Her first words were “Dadda”, “Agua” and—“No.” Very early she came home from the baby class at her Spanish immersion school, before she was even a year old, and shook her head side to side with a “No, no, no.” This was not something she’d learned from us; the three consecutive “Nos” with the disapproving head wag were something she’d picked up from Ms. Alma, her teacher at school.
When she was 17 months we came across a pair of siblings arguing in the aisle at a store. The brother gave his sister a good kick in the leg and Bilingual Baby boldly stepped up and pointed her finger and said “No, no, no.” Oh my. Whose bossy child is this?
Less cute is the phase she’s in now. “No” accompanied with a light swipe of the hand is her latest thing. Earlier this week the park was full of other children her age but she hit every single one she approached and said “No.” Every time she went up to a new child I knew what she was going to do, but I wanted to give her the chance to prove me wrong and do something else; I didn’t want her to feel like I expected her to be “bad.” Still, she never wavered—this was her greeting for everyone at the park.

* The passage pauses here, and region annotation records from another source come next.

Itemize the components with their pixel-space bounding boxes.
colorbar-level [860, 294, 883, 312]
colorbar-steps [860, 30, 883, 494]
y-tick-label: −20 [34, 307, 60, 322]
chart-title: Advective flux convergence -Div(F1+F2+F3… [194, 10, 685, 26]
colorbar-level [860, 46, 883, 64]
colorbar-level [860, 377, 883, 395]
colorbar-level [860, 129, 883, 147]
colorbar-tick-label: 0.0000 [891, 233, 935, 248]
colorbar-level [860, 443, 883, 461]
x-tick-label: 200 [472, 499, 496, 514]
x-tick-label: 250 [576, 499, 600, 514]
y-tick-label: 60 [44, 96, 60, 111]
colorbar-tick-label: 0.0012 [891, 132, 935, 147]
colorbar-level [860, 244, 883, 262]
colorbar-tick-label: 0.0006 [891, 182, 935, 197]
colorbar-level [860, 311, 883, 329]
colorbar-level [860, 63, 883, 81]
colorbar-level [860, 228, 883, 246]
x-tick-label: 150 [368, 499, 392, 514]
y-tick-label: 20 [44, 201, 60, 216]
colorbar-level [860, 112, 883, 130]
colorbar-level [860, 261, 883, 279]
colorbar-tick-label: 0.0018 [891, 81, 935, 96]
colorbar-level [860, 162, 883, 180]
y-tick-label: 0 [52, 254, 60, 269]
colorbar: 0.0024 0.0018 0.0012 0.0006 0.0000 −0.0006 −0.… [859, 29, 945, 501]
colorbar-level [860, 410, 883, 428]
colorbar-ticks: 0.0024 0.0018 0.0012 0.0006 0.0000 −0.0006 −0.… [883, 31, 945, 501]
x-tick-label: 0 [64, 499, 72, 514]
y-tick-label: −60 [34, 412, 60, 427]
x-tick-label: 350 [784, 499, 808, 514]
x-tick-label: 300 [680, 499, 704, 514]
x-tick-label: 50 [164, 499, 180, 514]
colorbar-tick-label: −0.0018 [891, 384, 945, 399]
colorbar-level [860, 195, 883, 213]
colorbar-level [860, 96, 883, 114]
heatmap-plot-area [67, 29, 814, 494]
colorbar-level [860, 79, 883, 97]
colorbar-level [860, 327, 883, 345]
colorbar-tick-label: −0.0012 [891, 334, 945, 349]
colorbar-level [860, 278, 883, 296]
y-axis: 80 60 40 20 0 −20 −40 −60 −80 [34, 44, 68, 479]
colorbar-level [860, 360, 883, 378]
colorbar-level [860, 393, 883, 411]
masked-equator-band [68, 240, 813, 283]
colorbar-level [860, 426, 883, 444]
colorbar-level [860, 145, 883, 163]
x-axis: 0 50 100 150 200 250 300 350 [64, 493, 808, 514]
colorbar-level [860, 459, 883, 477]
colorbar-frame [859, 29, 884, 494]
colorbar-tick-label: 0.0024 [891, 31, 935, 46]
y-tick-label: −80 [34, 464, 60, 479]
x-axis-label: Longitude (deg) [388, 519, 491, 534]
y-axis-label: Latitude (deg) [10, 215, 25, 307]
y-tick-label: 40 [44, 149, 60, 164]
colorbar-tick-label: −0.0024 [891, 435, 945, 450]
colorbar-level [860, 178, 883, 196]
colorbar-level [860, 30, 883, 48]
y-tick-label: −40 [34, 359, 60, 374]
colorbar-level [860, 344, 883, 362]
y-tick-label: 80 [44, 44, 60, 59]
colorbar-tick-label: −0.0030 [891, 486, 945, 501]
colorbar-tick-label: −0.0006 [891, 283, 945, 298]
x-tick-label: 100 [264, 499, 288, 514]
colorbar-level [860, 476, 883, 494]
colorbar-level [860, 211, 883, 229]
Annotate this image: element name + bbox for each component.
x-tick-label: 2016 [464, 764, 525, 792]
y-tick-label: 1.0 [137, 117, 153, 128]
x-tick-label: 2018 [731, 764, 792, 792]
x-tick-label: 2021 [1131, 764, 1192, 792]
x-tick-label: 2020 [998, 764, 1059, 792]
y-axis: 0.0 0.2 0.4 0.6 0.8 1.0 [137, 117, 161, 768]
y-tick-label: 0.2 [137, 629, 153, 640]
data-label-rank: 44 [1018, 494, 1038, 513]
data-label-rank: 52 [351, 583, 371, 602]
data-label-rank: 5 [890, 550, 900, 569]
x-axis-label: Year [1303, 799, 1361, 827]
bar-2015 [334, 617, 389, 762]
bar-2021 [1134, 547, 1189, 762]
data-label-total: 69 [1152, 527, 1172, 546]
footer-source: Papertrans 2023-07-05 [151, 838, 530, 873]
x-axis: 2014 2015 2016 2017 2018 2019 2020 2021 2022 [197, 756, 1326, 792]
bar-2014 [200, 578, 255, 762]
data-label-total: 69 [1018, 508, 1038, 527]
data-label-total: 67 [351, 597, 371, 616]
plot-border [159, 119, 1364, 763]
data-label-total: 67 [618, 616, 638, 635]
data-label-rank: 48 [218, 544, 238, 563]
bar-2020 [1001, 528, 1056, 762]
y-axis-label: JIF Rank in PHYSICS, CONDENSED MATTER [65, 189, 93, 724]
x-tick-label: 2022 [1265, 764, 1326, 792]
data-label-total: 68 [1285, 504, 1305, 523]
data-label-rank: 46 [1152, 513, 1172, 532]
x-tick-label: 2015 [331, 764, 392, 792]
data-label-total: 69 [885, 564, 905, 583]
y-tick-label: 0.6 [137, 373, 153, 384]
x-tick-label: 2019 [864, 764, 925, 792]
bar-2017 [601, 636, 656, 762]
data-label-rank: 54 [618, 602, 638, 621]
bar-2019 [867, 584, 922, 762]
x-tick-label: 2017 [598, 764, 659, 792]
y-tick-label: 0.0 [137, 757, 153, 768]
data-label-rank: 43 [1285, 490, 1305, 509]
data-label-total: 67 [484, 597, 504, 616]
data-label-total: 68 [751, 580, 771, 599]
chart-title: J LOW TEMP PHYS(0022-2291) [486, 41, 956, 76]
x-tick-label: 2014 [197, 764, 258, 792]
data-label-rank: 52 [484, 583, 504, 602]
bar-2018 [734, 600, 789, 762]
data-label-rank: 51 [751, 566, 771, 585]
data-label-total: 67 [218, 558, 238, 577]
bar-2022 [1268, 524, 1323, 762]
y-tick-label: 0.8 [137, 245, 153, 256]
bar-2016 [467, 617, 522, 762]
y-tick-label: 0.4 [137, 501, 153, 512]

In these situations I do what I think is best. I swoop in and tell Bilingual Baby she doesn’t need to hit her new friend, she can simply say “hi.” I tell her that it hurts her friend when she hits. And I tell her all of this in Spanish—unless I tell her in English. When it’s just the two of us I use Spanish because it’s our language, it’s what we speak to each other, we’re both in knee deep. But when I’m in a situation where my daughter has just hit another kid on the playground, I have the responsibility of not only redirecting my own child, but assuring both the victim and the victim’s parent that it’s being dealt with. I need the parent of the other child to know that I don’t think it’s OK for my child to go around hitting kids, and I need the kids being hit to know that they are safe—I won’t let her hit them again.
I’m still figuring this out, when to speak English to Jo and when to speak Spanish to her out in public. It’s a strange thing and I don’t want to confuse Jojo. I have a really good handle on the language (my resume says I’m fluent) but obviously, it’s not my native language. What must people think when they see me speaking Spanish to her?
Later in the week I went to the park again with Jo. I was nervous but I knew she would never get over this hitting phase at home. She needed to continue working through her baby anger issues. This time I sat with her on the ground near the playscape and we just watched the other kids. I didn’t take her over to the slide and ask if she wanted to go down it. I didn’t make her say “hi” to any new kids. I didn’t encourage her one way or the other to do anything. We just sat and observed and acclimated. Little by little I started describing what the other kids were doing, but not asking asking her to participate, just describing the sharing and friendly play that was taking place. Eventually, after a long while, she got up on her own and went over to the other kids and I stayed sitting (nervously) on the ground. She played beautifully, smiling and laughing and asking desperately with her body language to be included, but never hitting.
I think I may have been exacerbating her hitting phase by rushing her too abruptly into new situations (Come say “hi;” try out the slide; don’t you want to play?). I don’t think she’s magically cured of her hitting phase, but I think I know how to help her through it a little better. I hope this phase passes soon. It hurts my heart so.